Home India News ‘Surrogacy a $445 mn business in India’

‘Surrogacy a $445 mn business in India’

By IANS,

Mumbai : Surrogacy in India is estimated to be a $445 million business with the country being the foremost in the world for the practice because of the low cost of treatment and the ready availability of women willing to rent their wombs to childless couples.

Lawyer Apurva Agarwal, during a three-day national moot court competition here, said that surrogacy has been a debatable issue in India and since it is a $445 million business, there is need for relevant laws.

“Sooner or later, we need to have the laws in place to protect the Indian surrogate mothers and also the foreigners who come here for treatment,” he added.

“To further the cause of requisite laws for it (surrogacy), we organised the national moot court,” said Agarwal.

At the competition that concluded at the Rizvi Law College here Sunday, a participant noted that in India, surrogacy costs about $12,000 compared to $70,000 in the US,

Then, British and American laws forbid surrogate mothers to charge a childless couple, while Indian laws do not prevent this, another participant noted.

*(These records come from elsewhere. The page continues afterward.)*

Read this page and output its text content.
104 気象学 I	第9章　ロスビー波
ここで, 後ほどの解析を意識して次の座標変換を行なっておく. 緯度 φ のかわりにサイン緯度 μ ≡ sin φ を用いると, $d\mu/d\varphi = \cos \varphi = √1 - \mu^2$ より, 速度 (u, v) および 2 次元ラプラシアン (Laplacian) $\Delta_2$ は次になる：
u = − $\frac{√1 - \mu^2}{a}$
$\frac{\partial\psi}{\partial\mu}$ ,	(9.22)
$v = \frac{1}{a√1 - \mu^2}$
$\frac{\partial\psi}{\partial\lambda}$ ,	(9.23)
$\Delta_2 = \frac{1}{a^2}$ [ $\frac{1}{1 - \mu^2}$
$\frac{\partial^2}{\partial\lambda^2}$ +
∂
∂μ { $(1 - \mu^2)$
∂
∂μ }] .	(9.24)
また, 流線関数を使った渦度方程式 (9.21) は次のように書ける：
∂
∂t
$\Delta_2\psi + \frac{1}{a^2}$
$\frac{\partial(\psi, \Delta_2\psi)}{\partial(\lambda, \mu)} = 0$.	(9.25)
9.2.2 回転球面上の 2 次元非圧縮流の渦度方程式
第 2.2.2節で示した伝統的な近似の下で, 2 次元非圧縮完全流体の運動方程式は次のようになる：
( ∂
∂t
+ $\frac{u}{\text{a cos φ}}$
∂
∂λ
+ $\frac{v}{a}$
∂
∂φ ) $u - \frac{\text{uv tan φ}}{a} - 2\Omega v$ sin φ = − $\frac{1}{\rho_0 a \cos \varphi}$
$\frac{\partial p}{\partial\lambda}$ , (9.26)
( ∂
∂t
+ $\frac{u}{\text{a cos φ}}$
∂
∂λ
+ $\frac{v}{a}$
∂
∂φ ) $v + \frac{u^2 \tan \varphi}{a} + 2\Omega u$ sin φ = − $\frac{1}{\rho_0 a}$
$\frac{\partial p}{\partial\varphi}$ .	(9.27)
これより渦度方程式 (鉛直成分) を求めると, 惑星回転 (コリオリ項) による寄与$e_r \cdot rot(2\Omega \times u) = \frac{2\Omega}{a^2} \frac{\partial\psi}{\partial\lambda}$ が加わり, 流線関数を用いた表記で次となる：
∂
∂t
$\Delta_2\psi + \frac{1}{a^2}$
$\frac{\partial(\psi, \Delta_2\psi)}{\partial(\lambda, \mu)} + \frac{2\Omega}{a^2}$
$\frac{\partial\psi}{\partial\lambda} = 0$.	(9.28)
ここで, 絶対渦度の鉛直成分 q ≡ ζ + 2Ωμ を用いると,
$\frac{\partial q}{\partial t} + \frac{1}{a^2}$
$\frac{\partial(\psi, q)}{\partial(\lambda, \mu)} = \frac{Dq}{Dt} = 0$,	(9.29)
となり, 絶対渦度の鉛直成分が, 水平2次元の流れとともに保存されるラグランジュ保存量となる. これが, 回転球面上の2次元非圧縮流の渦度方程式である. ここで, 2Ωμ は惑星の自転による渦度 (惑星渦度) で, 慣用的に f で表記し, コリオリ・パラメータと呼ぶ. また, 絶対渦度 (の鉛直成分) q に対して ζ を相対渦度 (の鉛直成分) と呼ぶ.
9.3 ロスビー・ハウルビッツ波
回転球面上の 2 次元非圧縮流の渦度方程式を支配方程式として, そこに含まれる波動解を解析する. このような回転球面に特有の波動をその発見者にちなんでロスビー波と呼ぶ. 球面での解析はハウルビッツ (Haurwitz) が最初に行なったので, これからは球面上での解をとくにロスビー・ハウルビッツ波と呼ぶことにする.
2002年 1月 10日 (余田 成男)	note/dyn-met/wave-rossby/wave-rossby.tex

Twenty-four of the best law colleges and schools participated in the competition, with Chennai’s School of Excellence emerging on top. National University of Judicial Science, Kolkatta was declared the runner-up.

The moot court competition was a simulated trial before a panel of judges, with the participants presenting oral and written arguments about surrogacy.

The written arguments were submitted prior to the oral arguments, just as a written brief is submitted to a court prior to a hearing on the matter. Participants were judged on both their oral and written skills.

“The aim of organising a national moot court competition was to improve the oral advocacy skills of students and to give them a platform to showcase their training for proper and successful acting in court, as also for displaying their intellectual flexibility,” said Daisy Alexander, Rizvi Law College principal.

Mumbai High Court Justices Bilal Nazki and Ashutosh Kumbhakoni judged the finals.

The issue had shot into the limelight late last month with a surrogate mother in Gujarat’s Anand town giving birth to a girl who got entangled in a legal battle as her Japanese parents had divorced.

Baby Manji’s father claimed custody but Indian laws do not permit this. On Aug 20, the Supreme Court granted Manji’s custody to her 74-year-old grandmother Emiko Yamada.

A bench of Justices Arijit Pasayat and M.K. Sharma also asked the NGO Satya to explain its locus standi on the matter. Satya opposed custody being given to the Japanese relatives, claiming that Manji was an abandoned baby.

Solicitor General of India G.E. Vahanvati has been asked to appear before the court on the next date of hearing to clarify the central government’s stand on various issues arising out of the baby’s birth – including who her parents are in the absence of surrogacy laws in India and her citizenship.

The baby’s parents, Ikufumi Yamada, 45, and his wife Yuki Yamada, 41, came to India a year ago and hired the services of a surrogate mother. The couple separated and then divorced before the baby was born.